Minister of Labour
- Incumbent
- Assumed office 27 September 2023
- Monarch: Abdullah II of Jordan
- Prime Minister: Bisher Al-Khasawneh
- Preceded by: Nayef Steitieh

Personal details
- Born: December 4, 1963 (age 62)
- Education: Bachelor's degree in Political Science and Sociology (1984)
- Alma mater: University of Jordan

= Nadia al Rawabdeh =

Jordanian politician (born 1963)

Nadia Abdul Rauf Salim Al-Rawabdeh (born 4 December 1963) is a Jordanian politician currently serving as the Minister of Labour since 27 September 2023.

==Early life and education==
Al-Rawabdeh was born on 4 December 1963. She received her bachelor's degree in Political Science and Sociology from the University of Jordan in 1984.

==Career==
Throughout her professional journey, Al-Rawabdeh has occupied numerous roles. From September 2012 until April 2018, she was at the helm of the Social Security Corporation as its General Manager. Concurrently, she held the position of Vice Chairman on the Board of Directors for the same organization.

Al-Rawabdeh's board memberships span across a variety of organizations. These include the Social Security Investment Fund, Kingdom Electricity Company, Al Asr Company, and Jordan Ceramic Company. She also served on the boards of National Tourism Co. For Tourism Development, Daman for Investment Company, Al Daman for Development Zones Company, and The Jordan Worsted Mills Company.

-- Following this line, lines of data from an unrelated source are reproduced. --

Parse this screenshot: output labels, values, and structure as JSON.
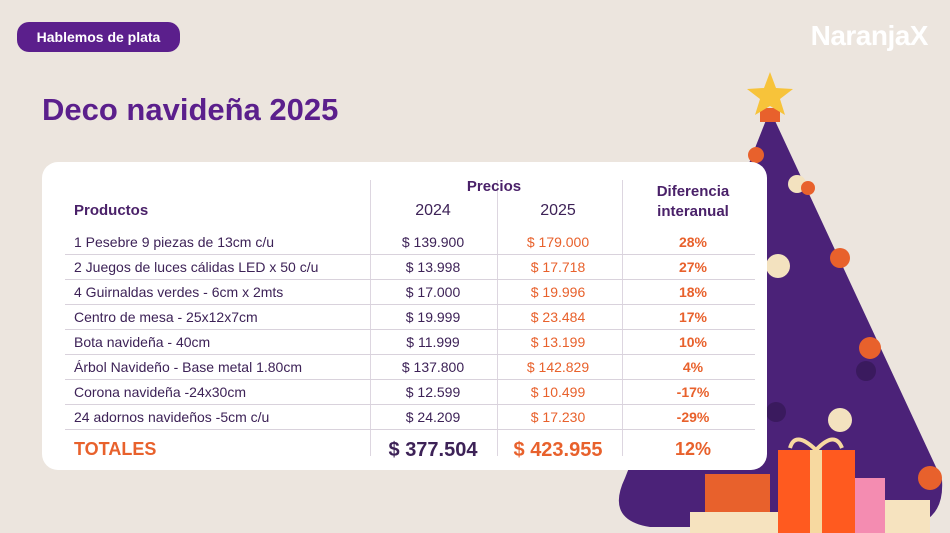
{
  "badge": "Hablemos de plata",
  "brand": "NaranjaX",
  "title": "Deco navideña 2025",
  "table": {
    "header": {
      "products": "Productos",
      "prices": "Precios",
      "year1": "2024",
      "year2": "2025",
      "diff": "Diferencia interanual"
    },
    "rows": [
      [
        "1 Pesebre 9 piezas de 13cm c/u",
        "$ 139.900",
        "$ 179.000",
        "28%"
      ],
      [
        "2 Juegos de luces cálidas LED x 50 c/u",
        "$ 13.998",
        "$ 17.718",
        "27%"
      ],
      [
        "4 Guirnaldas verdes - 6cm x 2mts",
        "$ 17.000",
        "$ 19.996",
        "18%"
      ],
      [
        "Centro de mesa - 25x12x7cm",
        "$ 19.999",
        "$ 23.484",
        "17%"
      ],
      [
        "Bota navideña - 40cm",
        "$ 11.999",
        "$ 13.199",
        "10%"
      ],
      [
        "Árbol Navideño - Base metal 1.80cm",
        "$ 137.800",
        "$ 142.829",
        "4%"
      ],
      [
        "Corona navideña -24x30cm",
        "$ 12.599",
        "$ 10.499",
        "-17%"
      ],
      [
        "24 adornos navideños -5cm c/u",
        "$ 24.209",
        "$ 17.230",
        "-29%"
      ]
    ],
    "totals": [
      "TOTALES",
      "$ 377.504",
      "$ 423.955",
      "12%"
    ]
  }
}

Moreover, Nadia Abdul Rauf Salim Al-Rawabdeh held the position of Chairman at Yarmouk Water Company from 2019 to 2020. At present, she presides over Kingdom Electricity Co. PSC and Wadia Araba Development Company as their Chairman. She also contributes as a member of the Board of Trustees for the Jordanian Expatriate Award and the Economic Policy Development Forum.

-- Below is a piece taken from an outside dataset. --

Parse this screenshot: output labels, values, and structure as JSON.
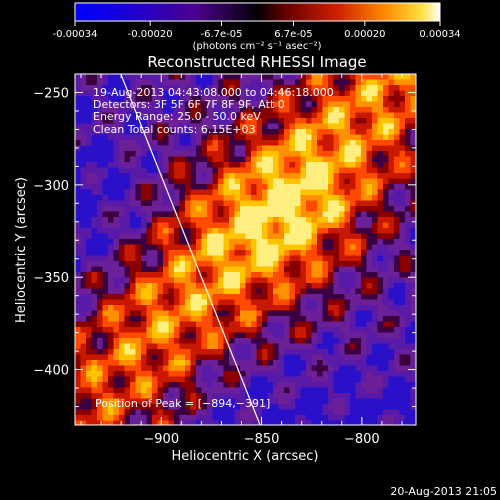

Currently, Al-Rawabdeh is serving as the Minister of Labour, a position she has held since 27 September 2023. Her involvement in national affairs extends to her membership in several national committees. These include the National Committee for Poverty and Unemployment Strategy, the National Committee for Special Needs Strategy, and the National Committee to Follow-up on the Implementation of the Executive Plan for the National Family Strategy.